Wie gewohnt werden die Biotonnen ab Mitte Mai wieder wöchentlich geleert. Dieser Rhythmus gilt bis Ende Oktober – die genauen Termine findet man im jeweiligen Entsorgungskalender.
Durch die wöchentliche Leerung soll verhindert werden, dass es bei höheren Temperaturen zu unangenehmen Situationen mit der Biotonne kommt.
Der Umgang mit der Biotonne sollte mit folgenden Tipps problemlos funktionieren:
Kein Plastik in die Biotonne
Nur wenn Bioabfälle frei von Störstoffen sind, kann daraus hochwertiger Biokompost entstehen. Neben herkömmlichen Plastiktüten und Lebensmittelverpackungen, die leider nach wie vor im Bioabfall landen, sind auch die als kompostierbar gekennzeichneten Folienbeutel zur Entsorgung von Bioabfällen in der Braunen Tonne nicht erlaubt.

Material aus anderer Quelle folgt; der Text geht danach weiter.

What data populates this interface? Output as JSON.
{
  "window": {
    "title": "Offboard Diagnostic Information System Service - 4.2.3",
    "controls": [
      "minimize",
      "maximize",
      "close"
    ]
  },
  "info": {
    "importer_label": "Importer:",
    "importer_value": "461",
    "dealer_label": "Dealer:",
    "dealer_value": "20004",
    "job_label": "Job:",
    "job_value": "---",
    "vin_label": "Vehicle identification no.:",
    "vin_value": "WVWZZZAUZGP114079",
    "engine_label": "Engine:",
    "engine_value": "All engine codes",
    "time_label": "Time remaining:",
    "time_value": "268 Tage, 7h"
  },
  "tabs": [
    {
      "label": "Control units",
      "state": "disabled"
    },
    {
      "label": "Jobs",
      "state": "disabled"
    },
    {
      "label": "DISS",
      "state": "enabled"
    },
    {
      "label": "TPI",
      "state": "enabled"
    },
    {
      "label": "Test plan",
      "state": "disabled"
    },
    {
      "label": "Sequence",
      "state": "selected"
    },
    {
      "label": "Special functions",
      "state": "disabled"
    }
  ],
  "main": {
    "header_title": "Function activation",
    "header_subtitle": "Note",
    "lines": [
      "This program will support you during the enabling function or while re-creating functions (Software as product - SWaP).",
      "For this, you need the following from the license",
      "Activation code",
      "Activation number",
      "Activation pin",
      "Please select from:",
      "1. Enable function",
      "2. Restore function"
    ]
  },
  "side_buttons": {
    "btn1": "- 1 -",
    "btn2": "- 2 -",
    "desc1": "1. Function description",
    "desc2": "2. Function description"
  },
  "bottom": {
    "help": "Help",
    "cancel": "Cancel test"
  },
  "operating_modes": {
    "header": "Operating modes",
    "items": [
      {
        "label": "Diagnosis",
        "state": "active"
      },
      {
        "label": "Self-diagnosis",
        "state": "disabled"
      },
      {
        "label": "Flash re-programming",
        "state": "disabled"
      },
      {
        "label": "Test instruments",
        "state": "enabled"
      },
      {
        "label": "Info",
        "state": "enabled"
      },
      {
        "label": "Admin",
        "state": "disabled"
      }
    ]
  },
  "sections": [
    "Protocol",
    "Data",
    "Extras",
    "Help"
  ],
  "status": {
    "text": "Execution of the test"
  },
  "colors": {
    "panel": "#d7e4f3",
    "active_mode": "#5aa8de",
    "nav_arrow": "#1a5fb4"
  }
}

Diese in vielen Supermärkten angebotenen Beutel sind zur Entsorgung von Bioabfall ungeeignet. Die Folie verrottet viel zu langsam, so dass sie im Vergärungsprozess nicht abgebaut werden kann. Beutelreste müssen nachträglich kostenaufwendig ausgesiebt werden. Oft werden die Beutel gemeinsam mit herkömmlichen Plastiktüten auch schon zu Beginn des Verarbeitungsprozesses aussortiert und landen samt Inhalt in der Müllverbrennungsanlage. Die Entsorgung muss dann teuer bezahlt werden und belastet so unnötig den Gebührenhaushalt.
Eine gute Wahl zur Entsorgung von Bioabfällen sind Papiertüten. Diese lassen sich problemlos kompostieren. Noch günstiger geht's mit Zeitungspapier, welches zur Entsorgung von Obst- und Gemüseresten sowie anderen Bioabfällen sehr gut geeignet ist.